By Movashan Moodley, Senior Consultant: Advisory Services, at ContinuitySA.
When an organisation is in the throes of a crisis of any kind, the ability of its business continuity team to collaborate with each other and the rest of the staff is a critical success factor in mounting an effective response, and ultimately recovering. However, truly effective collaboration can’t just be activated at will—to build resilience into the organisation, collaboration should be addressed as a strategic initiative and embedded into the way the business continuity and other teams work during business as usual.
Effective collaboration should be woven into the fabric of the daily work environment. This means that it should be regular and contain information about things that matter. It’s worth noting that it cannot be forced.
During a disaster or crisis, the need for collaboration is heightened, and a team that is well versed in collaboration is by nature more creative and more likely to generate innovative solutions on the fly.
Successful collaboration depends establishing clear roles and responsibilities, a willingness to take everybody’s views on board, and a cooperative approach to identifying and addressed problems. A collaborative team places group goals above personal goals, and demonstrates a willingness to apologise for—and forgive—mistakes.
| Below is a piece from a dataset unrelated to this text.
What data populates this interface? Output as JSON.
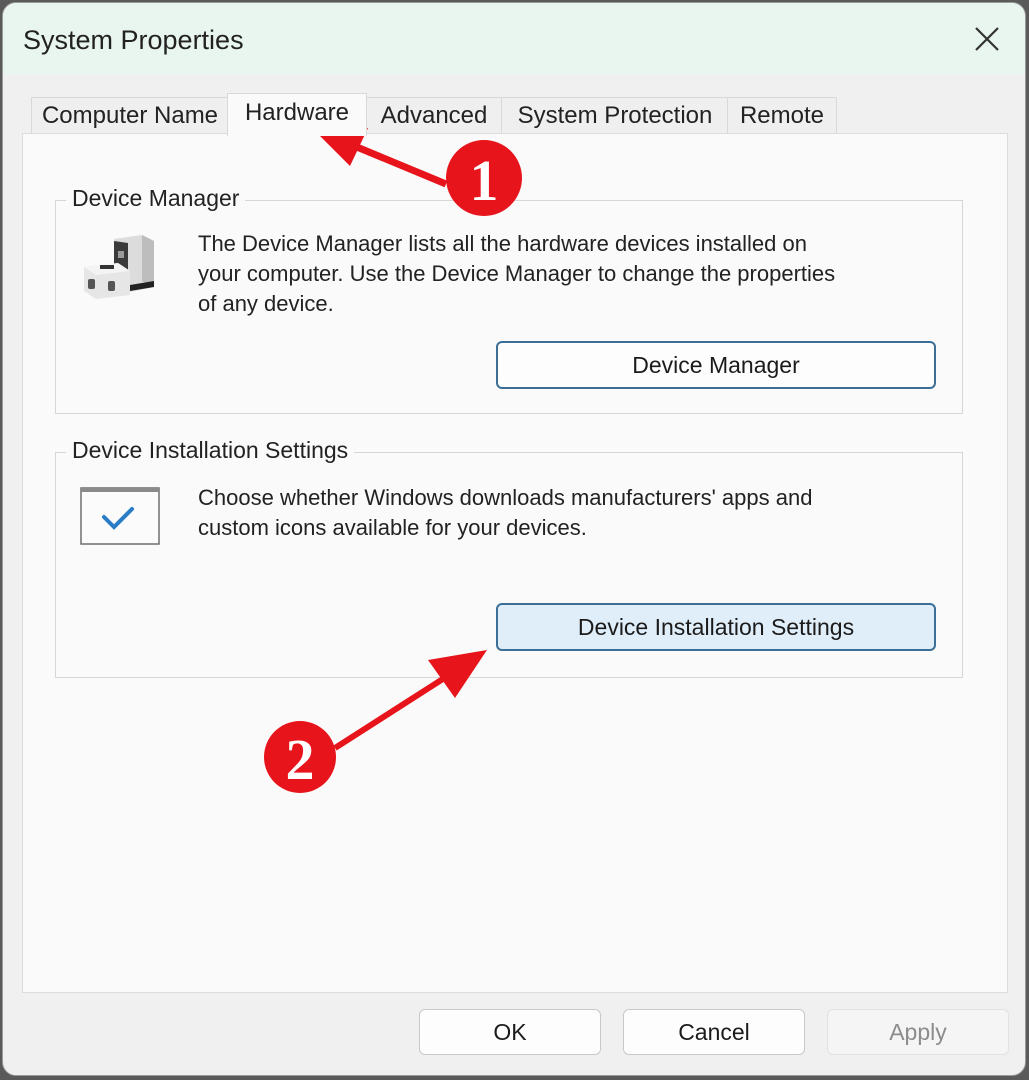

Successful collaboration requires these key skills:
- Communication. Getting one’s point across effectively is often difficult. Paying attention to verbal and nonverbal cues, and then learning to speak directly to the issue at hand is a vitally important skill. Team members must feel free to share their perspective on an issue without anybody trying to impose a particular viewpoint.
- Emotional intelligence. Emotional intelligence (or EQ) is quickly becoming one of the most sought-after soft skills in the workplace. Those with strong emotional intelligence can understand the “hidden” needs of others. For example, individuals with EQ can see beyond issues such as laziness or stubbornness to an underlying problem that everyone can work together to address.
- Respect for diversity. The digital revolution is enabling closer integration between economies across the globe. As more and more companies do business overseas, team members who can relate to—and thus collaborate with—people of diverse backgrounds and cultures are becoming real assets. Respect for diversity does not mean that people must subordinate their own convictions, but rather that everyone respects each other’s perspectives as being equal. All voices matter, and each team member has to be sensitive to behaviours or decisions that could be subtle forms of discrimination against a certain group of people.
These skills underpin the three building blocks of collaboration:
- Cooperation, based on an environment of engagement, trust, and teamwork in which individuals and teams feel empowered to help each other. In such an environment, teams are empowered to explore new ways of working.
- Communication, spanning informal channels to forums and support networks, with compelling content and ways to make it easy to capture and spread ideas.
- Coordination to provide enough structure and training and management to ensure that the collaboration space where you are building up your knowledge base is easy to navigate, use and reuse.